A cet égard, il me semble que les collectivités locales « employeurs » doivent donner l'exemple, comme certaines s'y sont déjà engagées.

Enfin, s'agissant des entreprises, je pense que le renforcement de l'effectivité de la sanction pour les entreprises de plus de cinquante salariés doit être concilié avec un accompagnement ciblé des petites et moyennes entreprises (PME) qui n'ont pas les mêmes moyens ni les mêmes outils que les premières.

Nous avons donc sélectionné quinze grandes entreprises dont les pratiques sont exemplaires en matière d'égalité professionnelle et prévu de passer avec elles des conventions par lesquelles elles s'engagent à mener un travail spécifique avec les PME qui travaillent en amont et en aval de leur activité et qui consistera, notamment, à fournir des outils et des méthodes permettant d'atteindre l'égalité professionnelle.
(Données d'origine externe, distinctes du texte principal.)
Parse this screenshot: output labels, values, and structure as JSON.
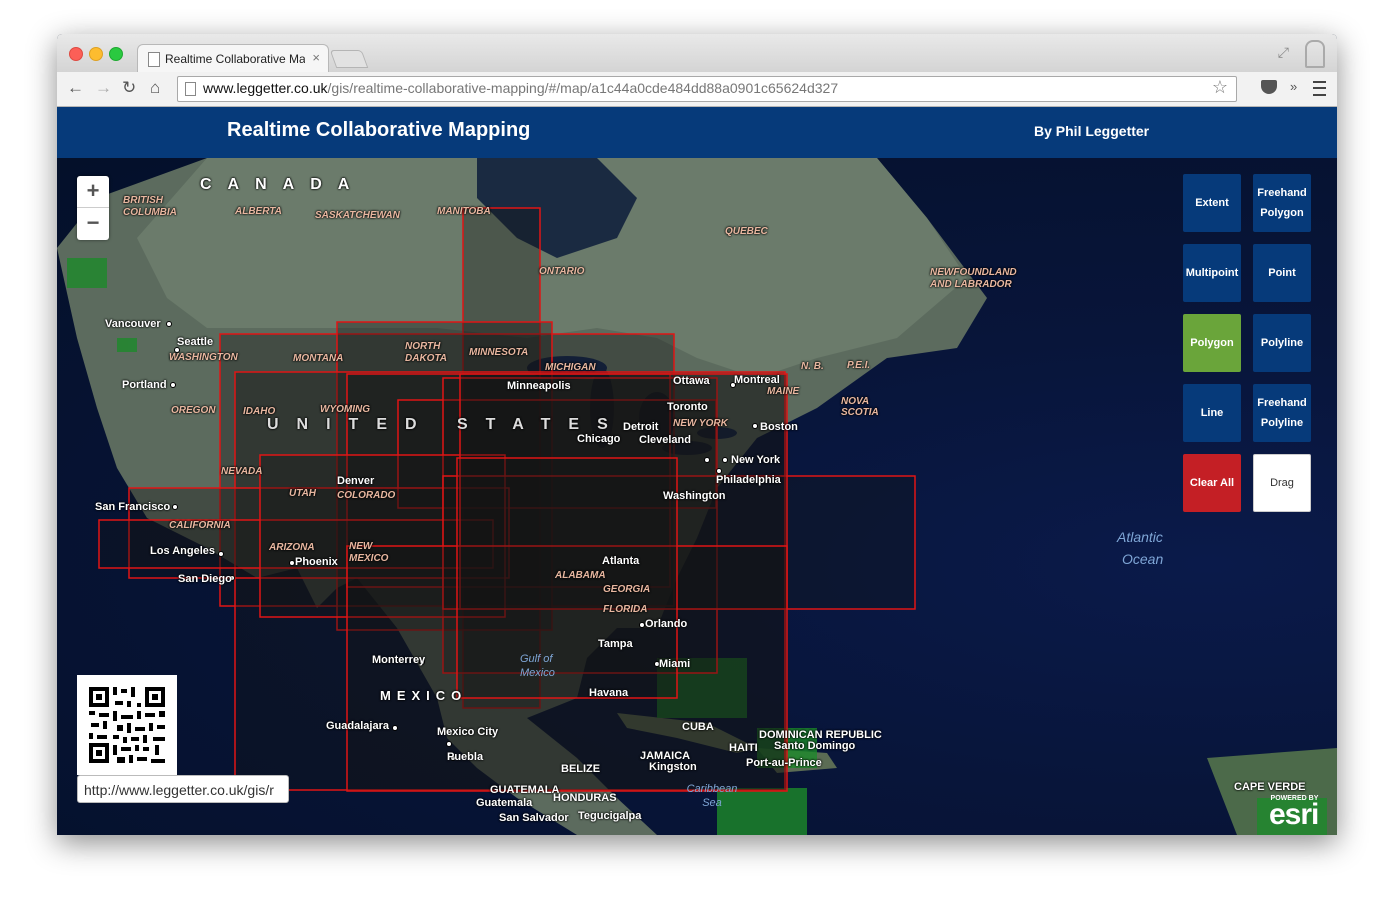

Nous constatons en effet que les petites entreprises manquent de temps pour établir une stratégie efficace de rattrapage des inégalités qui perdure dans leurs organisations. La mobilisation des entreprises exemplaires doit les aider à faire des choix et établir des priorités.

J'en viens maintenant à la question des violences. Je suis très sensible à la décision de la Cour d'assises du Val-de-Marne, mais je ne commenterai pas une décision de justice. Peut-être cette décision aura-t-elle au moins une vertu, celle d'éveiller les consciences. On sait qu'aujourd'hui moins d'une femme sur dix, victime d'un viol, dépose plainte et encore ces chiffres sont-ils sous-estimés ! J'en déduis qu'il existe aujourd'hui un dysfonctionnement dans l'accompagnement judiciaire des victimes : le dépôt de plainte est souvent vécu comme une nouvelle violence et la longueur des procédures est effarante : sept ans pour instruire et juger cette affaire !

D'ores et déjà ce procès a suscité une réponse de l'État puisque la chancellerie a décidé de multiplier les bureaux d'aide aux victimes sur le territoire. En effet, il est choquant qu'il ait fallu six ans aux victimes pour déposer plainte, comme si personne n'avait été en mesure d'écouter leur souffrance et de les accompagner à ce moment crucial. A cet égard, le soutien aux associations est essentiel. Celles-ci remplissent des missions de quasi service public pour des coûts moindres que si ces missions étaient effectuées par les services de l'État car elles s'appuient largement sur l'investissement de bénévoles. J'estime donc que nous devons leur donner les moyens de poursuivre ces actions indispensables aux femmes.

Pour en revenir au texte de loi sur le harcèlement sexuel, et ainsi que nous nous y étions engagés, la campagne de communication sur ce sujet aura bien lieu, en novembre prochain, en amont de la Journée mondiale pour l'élimination de la violence à l'égard des femmes.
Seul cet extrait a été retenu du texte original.